Il me vient un merveilleux souvenir d’enfance
Qu’il m’est tant impossible de garder secret
Dans les sombres alcôves de mes souvenances,
Que j’aurais plaisir, à présent, de vous narrer.

Quand, sur le mouvant miroir du lac de Constance
Flottait la lune généreuse de clarté,
Il me plaisait alors d’oser des flatulences
Lorsque dans l’eau claire je me laissais glisser.

Des bulles, des lors, remontaient en abondance
Et le jouvenceau que j’étais riait, riait
Parfois il s’en dégageait certaines fragrances
Dont les senteurs révélaient le dernier diner.

Un soir que je vaquais à la même expérience,
Mère-grand, par l’infâme relent dérangée,
Surgit, tenant ses ciseaux de couture immenses
Et coupa en moult morceaux mon charnu fessier.


- VIII -
Petit Esquimau va pêcher

En ce matin glacé, quittant son chaud repère
Petit Esquimau partait pêcher le saumon
Comme jadis son père ou encore son grand-père
Il se savait brave et voulait se faire un nom.

Il marche depuis des heures contre les vents polaires
Qu'importent les bourrasques, le givre, l'épuisement,
Il avance, bravant les dieux atrabilaires
Il sait que tout au bout c'est son adoubement.

Enfin les cieux se calment et la glace apparaît
Limpide, pure, éclatante, il pose son matos.
Il commence à percer l'orifice adapté
Et qui fera de lui, c'est certain, un colosse.

Mais soudain, une voix sépulcrale retentit
Elle vient du ciel, c'est sûr, aucun doute la-dessus
"MON GARÇON, IL N'Y A PAS DE POISSON ICI !!! "
Il s'arrête et remballe, ma foi un peu déçu...

Il s'en va donc plus loin, recommence son manège
Et la voix aussitôt résonne dans l'espace
"VOYONS MON GARÇON, VA AILLEURS POSER TES PIÈGES !!! "
Mais qui me parle ainsi ? Parce que là c'est l'angoisse...

Petit Esquimau tremble, il craint l'ire divine.
La voix alors résonne, terrible et sans espoir
Provoquant chez lui une montée d'adrénaline,
"ICI LE DIRECTEUR DE CETTE PATINOIRE !!!"


- IX -
La sourde oreille

Voyageur, si d’aventure en terre africaine,
Ton chemin te mène en cette belle oasis,
Ne soit pas surpris si tu vois les indigènes
Bananes aux oreilles vrillées telles des vis.

Nul, pas même l’érudit, n’en sait l’origine.
D’aucun pense qu’il s’agit de coquetterie
D’autres de séculaire coutume bédouine,
Visant à sauvegarder l’esgourde du bruit.

Par un beau matin, un étranger harassé
Posa son havresac à l’ombre d’un fusain
Et, ouvrant son viatique pour se sustenter,
Nota l’étrange attribut d’un de ses voisins.

Pensant à un mal auriculaire incongru,
Il posa son quart-bordeaux et son jambon-beurre
Et décida d’en informer cet inconnu
Mû par le pieux désir d’un acte salvateur.

« L’ami ! N’allez pas voir en moi de l’ingérence ;
Mais j’avoue n’avoir jamais vu chose pareille :
Je ne sais s’il s’agit d’ergot ou d’excroissance,
Vous avez une banane dans chaque oreille ».

L’homme demeurant muet, il réitéra
Et insista plus que ne le permet l’usage.
Pour finir, le berbère sa banane ôta
Faisant ainsi sinistres bruits de cartilages.

« Etranger!

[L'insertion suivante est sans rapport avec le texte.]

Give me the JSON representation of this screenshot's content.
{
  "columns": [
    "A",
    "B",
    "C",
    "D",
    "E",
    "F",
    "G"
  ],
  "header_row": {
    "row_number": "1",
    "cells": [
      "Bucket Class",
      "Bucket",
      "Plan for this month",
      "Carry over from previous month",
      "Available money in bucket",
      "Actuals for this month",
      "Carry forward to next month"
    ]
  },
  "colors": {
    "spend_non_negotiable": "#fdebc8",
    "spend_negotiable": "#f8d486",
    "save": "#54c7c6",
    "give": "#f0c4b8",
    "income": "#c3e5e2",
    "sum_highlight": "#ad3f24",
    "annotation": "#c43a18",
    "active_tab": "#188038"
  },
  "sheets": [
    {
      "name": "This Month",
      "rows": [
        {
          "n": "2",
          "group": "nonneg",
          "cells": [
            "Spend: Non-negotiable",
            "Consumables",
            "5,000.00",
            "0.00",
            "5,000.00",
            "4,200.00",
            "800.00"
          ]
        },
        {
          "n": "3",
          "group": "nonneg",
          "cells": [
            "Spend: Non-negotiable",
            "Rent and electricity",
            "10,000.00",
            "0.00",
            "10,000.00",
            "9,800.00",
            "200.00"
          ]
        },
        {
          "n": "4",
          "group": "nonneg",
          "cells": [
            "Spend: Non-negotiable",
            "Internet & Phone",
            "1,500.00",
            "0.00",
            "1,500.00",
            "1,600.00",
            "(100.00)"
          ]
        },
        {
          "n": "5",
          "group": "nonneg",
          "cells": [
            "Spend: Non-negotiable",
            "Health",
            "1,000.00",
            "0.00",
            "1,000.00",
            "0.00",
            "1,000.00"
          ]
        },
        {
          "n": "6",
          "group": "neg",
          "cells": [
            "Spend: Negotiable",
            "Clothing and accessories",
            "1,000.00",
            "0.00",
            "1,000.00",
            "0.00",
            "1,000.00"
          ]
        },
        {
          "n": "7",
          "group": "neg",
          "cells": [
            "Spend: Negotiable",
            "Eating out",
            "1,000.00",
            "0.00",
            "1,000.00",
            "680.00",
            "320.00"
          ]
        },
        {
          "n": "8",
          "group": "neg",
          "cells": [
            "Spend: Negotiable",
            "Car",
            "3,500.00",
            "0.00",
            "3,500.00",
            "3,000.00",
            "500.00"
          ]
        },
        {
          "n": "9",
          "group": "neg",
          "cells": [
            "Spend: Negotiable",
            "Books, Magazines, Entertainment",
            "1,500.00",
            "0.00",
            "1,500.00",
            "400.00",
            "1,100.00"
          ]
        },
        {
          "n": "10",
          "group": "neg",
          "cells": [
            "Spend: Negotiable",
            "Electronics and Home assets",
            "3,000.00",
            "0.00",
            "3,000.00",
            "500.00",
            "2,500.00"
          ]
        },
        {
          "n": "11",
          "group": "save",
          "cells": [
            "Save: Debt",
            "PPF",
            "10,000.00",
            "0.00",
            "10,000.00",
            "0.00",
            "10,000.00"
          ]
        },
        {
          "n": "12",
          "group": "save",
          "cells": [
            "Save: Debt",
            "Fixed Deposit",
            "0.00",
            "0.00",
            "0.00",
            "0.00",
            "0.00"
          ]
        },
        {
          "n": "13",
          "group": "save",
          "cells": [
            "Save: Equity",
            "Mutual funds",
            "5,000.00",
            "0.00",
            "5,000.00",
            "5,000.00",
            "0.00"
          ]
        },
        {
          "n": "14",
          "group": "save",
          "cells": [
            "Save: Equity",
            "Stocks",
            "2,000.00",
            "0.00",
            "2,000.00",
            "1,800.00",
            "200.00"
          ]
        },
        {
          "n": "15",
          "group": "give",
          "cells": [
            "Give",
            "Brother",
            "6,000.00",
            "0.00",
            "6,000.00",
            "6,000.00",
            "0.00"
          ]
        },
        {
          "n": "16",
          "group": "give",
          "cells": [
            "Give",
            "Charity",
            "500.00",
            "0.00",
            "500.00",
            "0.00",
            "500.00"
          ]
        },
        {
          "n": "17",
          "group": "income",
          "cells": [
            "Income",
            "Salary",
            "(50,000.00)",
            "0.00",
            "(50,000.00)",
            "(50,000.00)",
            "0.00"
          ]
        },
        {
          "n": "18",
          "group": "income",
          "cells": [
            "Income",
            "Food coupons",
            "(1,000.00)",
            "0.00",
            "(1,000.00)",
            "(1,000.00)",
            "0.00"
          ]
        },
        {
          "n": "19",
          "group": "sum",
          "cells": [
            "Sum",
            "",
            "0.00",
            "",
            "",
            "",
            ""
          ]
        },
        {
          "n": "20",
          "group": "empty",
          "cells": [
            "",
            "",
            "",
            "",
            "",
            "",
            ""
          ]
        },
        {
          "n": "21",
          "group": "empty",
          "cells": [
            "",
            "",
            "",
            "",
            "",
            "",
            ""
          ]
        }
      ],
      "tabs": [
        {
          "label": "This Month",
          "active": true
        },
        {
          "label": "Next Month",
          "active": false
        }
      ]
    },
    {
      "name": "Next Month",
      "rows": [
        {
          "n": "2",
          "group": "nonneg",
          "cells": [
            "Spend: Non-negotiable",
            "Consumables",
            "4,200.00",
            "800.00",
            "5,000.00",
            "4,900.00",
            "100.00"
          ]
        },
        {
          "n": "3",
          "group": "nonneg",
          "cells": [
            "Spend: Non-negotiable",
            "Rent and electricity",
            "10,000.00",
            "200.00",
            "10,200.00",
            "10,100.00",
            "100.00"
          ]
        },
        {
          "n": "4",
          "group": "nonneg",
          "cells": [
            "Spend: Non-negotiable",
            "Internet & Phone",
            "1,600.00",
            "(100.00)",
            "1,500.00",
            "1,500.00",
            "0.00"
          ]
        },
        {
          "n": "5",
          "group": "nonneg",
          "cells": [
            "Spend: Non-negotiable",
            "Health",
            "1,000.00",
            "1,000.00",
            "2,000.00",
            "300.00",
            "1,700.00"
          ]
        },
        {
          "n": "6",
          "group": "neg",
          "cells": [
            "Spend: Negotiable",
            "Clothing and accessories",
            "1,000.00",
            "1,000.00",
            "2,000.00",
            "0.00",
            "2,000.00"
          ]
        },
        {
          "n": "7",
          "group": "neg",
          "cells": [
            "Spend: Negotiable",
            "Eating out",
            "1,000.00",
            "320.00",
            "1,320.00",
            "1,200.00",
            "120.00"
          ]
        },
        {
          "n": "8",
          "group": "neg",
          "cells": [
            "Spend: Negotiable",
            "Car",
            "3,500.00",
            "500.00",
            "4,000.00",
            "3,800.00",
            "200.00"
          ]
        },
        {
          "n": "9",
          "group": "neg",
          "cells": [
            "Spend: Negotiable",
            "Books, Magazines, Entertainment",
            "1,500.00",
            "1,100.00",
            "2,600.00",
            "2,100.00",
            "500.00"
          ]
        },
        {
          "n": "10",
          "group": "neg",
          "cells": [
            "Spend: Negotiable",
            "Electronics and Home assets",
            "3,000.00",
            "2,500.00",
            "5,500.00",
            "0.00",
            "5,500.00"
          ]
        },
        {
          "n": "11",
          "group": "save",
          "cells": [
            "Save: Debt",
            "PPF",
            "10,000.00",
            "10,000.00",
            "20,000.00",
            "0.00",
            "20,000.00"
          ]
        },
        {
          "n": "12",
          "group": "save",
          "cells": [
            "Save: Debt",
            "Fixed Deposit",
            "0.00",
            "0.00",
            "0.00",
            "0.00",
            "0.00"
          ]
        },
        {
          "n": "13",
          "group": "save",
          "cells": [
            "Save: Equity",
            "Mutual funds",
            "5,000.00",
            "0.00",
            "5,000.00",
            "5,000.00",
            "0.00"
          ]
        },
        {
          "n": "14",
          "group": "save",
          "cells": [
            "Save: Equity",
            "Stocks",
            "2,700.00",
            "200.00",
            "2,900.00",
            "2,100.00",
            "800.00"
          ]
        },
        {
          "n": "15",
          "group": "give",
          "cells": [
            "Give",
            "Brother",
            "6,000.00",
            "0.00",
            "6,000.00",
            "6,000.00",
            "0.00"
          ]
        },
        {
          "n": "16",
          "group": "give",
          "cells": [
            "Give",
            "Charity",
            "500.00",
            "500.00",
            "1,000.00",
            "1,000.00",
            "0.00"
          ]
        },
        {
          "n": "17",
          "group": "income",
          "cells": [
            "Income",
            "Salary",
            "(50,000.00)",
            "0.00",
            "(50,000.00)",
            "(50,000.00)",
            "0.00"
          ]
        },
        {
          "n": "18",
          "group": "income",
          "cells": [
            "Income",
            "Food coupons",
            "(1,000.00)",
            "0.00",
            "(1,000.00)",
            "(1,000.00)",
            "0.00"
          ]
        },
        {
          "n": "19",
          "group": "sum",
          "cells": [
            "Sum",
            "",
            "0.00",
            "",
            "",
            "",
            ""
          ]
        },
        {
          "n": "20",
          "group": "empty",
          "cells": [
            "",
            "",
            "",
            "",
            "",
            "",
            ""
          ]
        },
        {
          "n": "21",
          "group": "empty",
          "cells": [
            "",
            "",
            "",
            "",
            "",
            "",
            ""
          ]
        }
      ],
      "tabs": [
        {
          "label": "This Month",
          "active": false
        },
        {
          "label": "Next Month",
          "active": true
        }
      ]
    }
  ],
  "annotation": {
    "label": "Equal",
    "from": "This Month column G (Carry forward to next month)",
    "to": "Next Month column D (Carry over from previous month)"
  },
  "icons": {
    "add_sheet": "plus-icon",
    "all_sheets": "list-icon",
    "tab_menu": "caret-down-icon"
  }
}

Il me semble sans en être bien sûr
Que vous tentez de me narrer quelque vanne
Mais mes pavillons n’en on capté que brisures
Car il se trouve que j’y ai niché des bananes »


- X -
Le condamné malchanceux

Mon ami poète narra il y a peu
L'histoire d'un pauvre malandrin condamné
Qui, au moment fatidique de dire adieu,
Décida in situ de cesser de fumer.

Il existe au sujet de cet échafaudé,
A mon tour je vais la conter, une rumeur,
(Était-ce le bourreau, sa morue ou dédé?)
Une anecdote plus-rigolote-tu-meurs:

Au matin de l'appel vers son fatal destin,
Le futur occis, au sortir de sa cellule,
Ému,sans doute, car plus de clope, enfin!
Oublia qu'il était gaulé comme un hercule.

De fait, son crâne heurta l'huis, y ripa son nez,
Il tomba, se fit fracture et autres tourments.
Marri, il grogna:"ça sent pas belle journée!.."
Pour ma part,je trouve cela fort truculent!..


- XI -
Les 3 Gorets

Dans la douce campagne de Haute-Moldavie,
Ce pays qui connu tant d'illustres portraits,
Vivaient très heureuse et en totale harmonie
La famille de Monsieur et de sa Dame Goret.

Ces deux-là ont trois beaux adorables petits
Mais vous savez sans doute comment sont les enfants
On a beau faire au mieux, on est parfois surpris
Les trois marmots se révélèrent bien différents.

Le premier est virtuose et veut être musicien
Le deuxième sur les planches aime s'envisager
Le dernier, bricoleur, est la fierté des siens
Mais tous trois sont unis, normal ils sont triplés.

Tradition familiale, ils seront architectes
Les ancêtres Goret s'y sont tous exercés
L'ambition parentale est glosée, deux objectent
Mais le père fait savoir qu'aucun choix n'est donné.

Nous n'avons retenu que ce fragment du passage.